09-05-2017, 05:24 PM
the prose section was bloody and horrid and descriptive and excellent, nothing else to say about that part. it does work well as it is. it sets up the piece, without it or if it were at the bottom i may have thought it were wolves. with it the poem has a earthly quality and the dogs are definitely screaming dingoes.
the last stanza felt a little prose too but it didn't matter, it took me back into the beginning and made me read it again. apart from lack of knowledge re pulses i can't see a thing i'd change.
the last stanza felt a little prose too but it didn't matter, it took me back into the beginning and made me read it again. apart from lack of knowledge re pulses i can't see a thing i'd change.

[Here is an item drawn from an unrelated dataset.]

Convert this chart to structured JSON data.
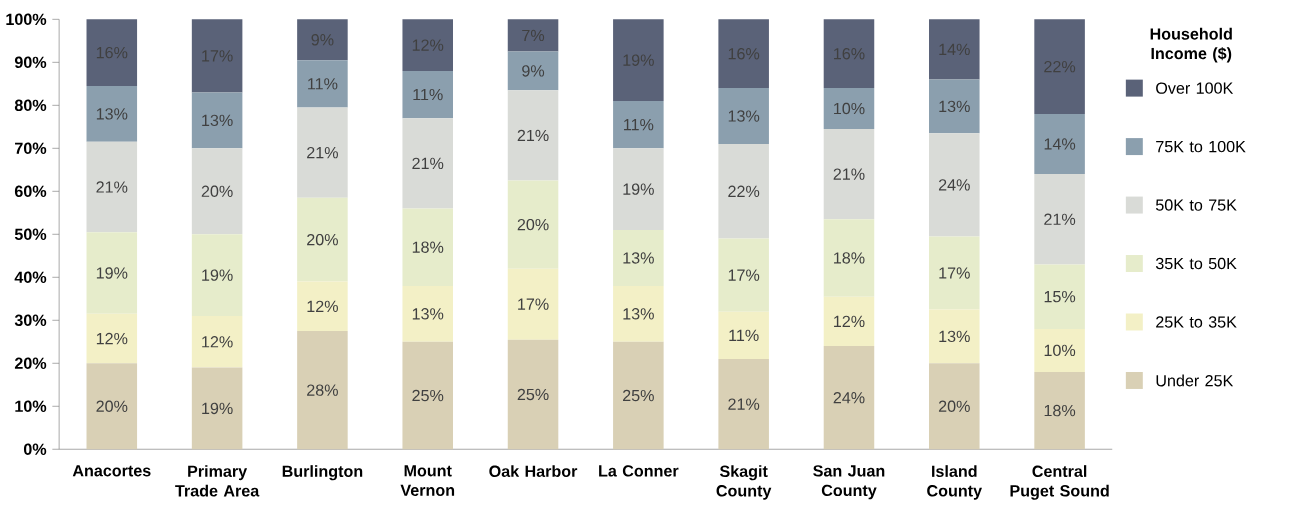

(09-03-2017, 01:06 PM)just mercedes Wrote: Edit 1
Lynchy worked one winter trapping dingoes for bounty. A lazy man, he couldn’t be bothered with traps. Dingoes were too smart for him. He bought unwanted mongrel bitches from the Council Pound. When they came on heat he tethered them near the National Park boundaries, with fish hooks embedded in their vulva and anchored to a branch. When a dingo mounted, his penis was hooked. He usually bled to death. Sometimes, one would leave shredded remnants, and escape.
A flock of stars pulses is it pulse or pulses? i ask because i'm not sure and can't stop reading it as pulse.
light as sound, fine
crystal-tapped notes. i like how the silence [yes i know there noise] sets up the poem. it almost feels like you're an astronomer
A high scream rises, rises, great counter to the tapped notes above,
falls slowly to a low moan.
Shadows fade to silence. nicely extended theme via noise
Before gods, before language,
wild dogs called from the void
to the light, voicing their land,
dark matter defying
the piercing stars.
I'm not sure why I wanted prose and verse together. Sort of like a quasi-haibun.
Should the prose piece be first, or after the verse, or not at all? Or just keep the prose and cut the verse?
I'd love to know whether you think it works.